Subqueries are queries embedded into other queries. Since data is stored in multiple tables, you may need to get information from multiple sources. Data scientists often use subqueries to:

Select specific records or columns and then use the criteria as filtering criteria for the next thing they want to select.
Add additional criteria like filtering criteria that are not in your current table from another table into your query.

Example: Need to know the region each customer is from who has had an order with freight over 100. The freight information is in table Orders and the customer information is in table Customers.

SELECT customerID, CompanyName, Region
FROM Customers
WHERE customerID in (SELECT customerID FROM Orders WHERE Freight > 100);

DBMS is performing two operations:

Get the customer ID for the orders selected
Pass that to the WHERE clause and processing the overall SELECT statement

Note that it always perform the innermost SELECT portion first.

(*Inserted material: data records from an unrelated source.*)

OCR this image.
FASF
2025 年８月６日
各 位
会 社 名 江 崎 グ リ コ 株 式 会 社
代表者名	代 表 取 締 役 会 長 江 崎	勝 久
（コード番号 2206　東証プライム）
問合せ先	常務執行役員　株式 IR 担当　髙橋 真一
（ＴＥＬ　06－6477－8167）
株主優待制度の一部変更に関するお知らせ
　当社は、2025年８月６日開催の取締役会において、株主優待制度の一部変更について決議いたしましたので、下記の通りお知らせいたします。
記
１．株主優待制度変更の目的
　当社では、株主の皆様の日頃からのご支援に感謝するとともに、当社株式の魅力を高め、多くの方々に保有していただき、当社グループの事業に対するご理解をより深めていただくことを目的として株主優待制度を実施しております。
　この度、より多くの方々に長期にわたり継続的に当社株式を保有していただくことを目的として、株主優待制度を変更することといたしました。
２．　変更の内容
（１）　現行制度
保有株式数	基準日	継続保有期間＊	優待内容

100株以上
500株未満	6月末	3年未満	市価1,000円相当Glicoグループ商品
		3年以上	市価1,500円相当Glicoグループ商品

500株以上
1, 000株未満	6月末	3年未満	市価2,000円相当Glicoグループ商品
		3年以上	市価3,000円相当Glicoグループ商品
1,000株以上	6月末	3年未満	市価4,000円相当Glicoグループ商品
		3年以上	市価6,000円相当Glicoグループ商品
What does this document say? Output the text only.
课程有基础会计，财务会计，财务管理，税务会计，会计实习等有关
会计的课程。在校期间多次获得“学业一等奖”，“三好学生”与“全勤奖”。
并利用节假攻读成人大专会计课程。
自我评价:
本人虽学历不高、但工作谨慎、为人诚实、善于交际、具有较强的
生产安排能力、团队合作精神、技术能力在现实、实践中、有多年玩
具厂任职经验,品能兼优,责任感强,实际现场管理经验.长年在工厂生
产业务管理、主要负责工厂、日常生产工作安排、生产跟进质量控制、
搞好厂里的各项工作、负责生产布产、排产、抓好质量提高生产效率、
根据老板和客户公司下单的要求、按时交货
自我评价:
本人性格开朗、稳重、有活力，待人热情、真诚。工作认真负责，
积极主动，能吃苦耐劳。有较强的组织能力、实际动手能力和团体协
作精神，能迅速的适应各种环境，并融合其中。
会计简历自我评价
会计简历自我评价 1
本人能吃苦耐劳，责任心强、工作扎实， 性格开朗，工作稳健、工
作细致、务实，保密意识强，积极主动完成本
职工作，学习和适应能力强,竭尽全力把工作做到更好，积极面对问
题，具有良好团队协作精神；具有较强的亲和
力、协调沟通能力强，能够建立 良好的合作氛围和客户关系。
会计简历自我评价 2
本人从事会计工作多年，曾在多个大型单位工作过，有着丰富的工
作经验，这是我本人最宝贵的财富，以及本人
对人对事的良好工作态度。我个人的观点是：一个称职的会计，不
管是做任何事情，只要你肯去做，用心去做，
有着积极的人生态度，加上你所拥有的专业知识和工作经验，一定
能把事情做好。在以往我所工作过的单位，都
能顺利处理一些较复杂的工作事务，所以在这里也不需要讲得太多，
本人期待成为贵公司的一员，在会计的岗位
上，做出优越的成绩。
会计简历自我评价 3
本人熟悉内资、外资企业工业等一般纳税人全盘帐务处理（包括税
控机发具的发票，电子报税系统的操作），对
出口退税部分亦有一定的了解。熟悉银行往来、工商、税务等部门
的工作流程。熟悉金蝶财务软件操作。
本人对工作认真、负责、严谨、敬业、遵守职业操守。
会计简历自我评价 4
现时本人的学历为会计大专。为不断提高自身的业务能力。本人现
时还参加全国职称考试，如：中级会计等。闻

Best Practices and Considerations
- There is no limit to the number of subqueries you can have
- Performance slows when you nest too deeply.
- Subquery selects can only retrieve a single column

Also, when you use subqueries, the code gets harder to understand. One of the best practices for writing subqueries is to be clear and consistent with indenting to make it easier to read. This website will pre-format SQL code for you: www.poorsql.com

Subqueries can also be used as calculations.

Example: Get the total number of orders by each customer

SELECT customer_name,
    customer_state (SELECT COUNT(*) AS orders FROM Orders WHERE 
        Orders.customer_id = Customer.customer_id) AS orders
FROM customers
ORDER BY Customer_name

As you can see, we’re selecting customer name, the region and then just as if we were going to select a different column name we have a whole subquery in there. We have (SELECT COUNT(*) AS orders FROM Orders, and count these based on the customer IDs. It’s aggregating the orders based on the customer IDs ( Orders.customer_id = Customer.customer_id). In the end, we order the table by customer name.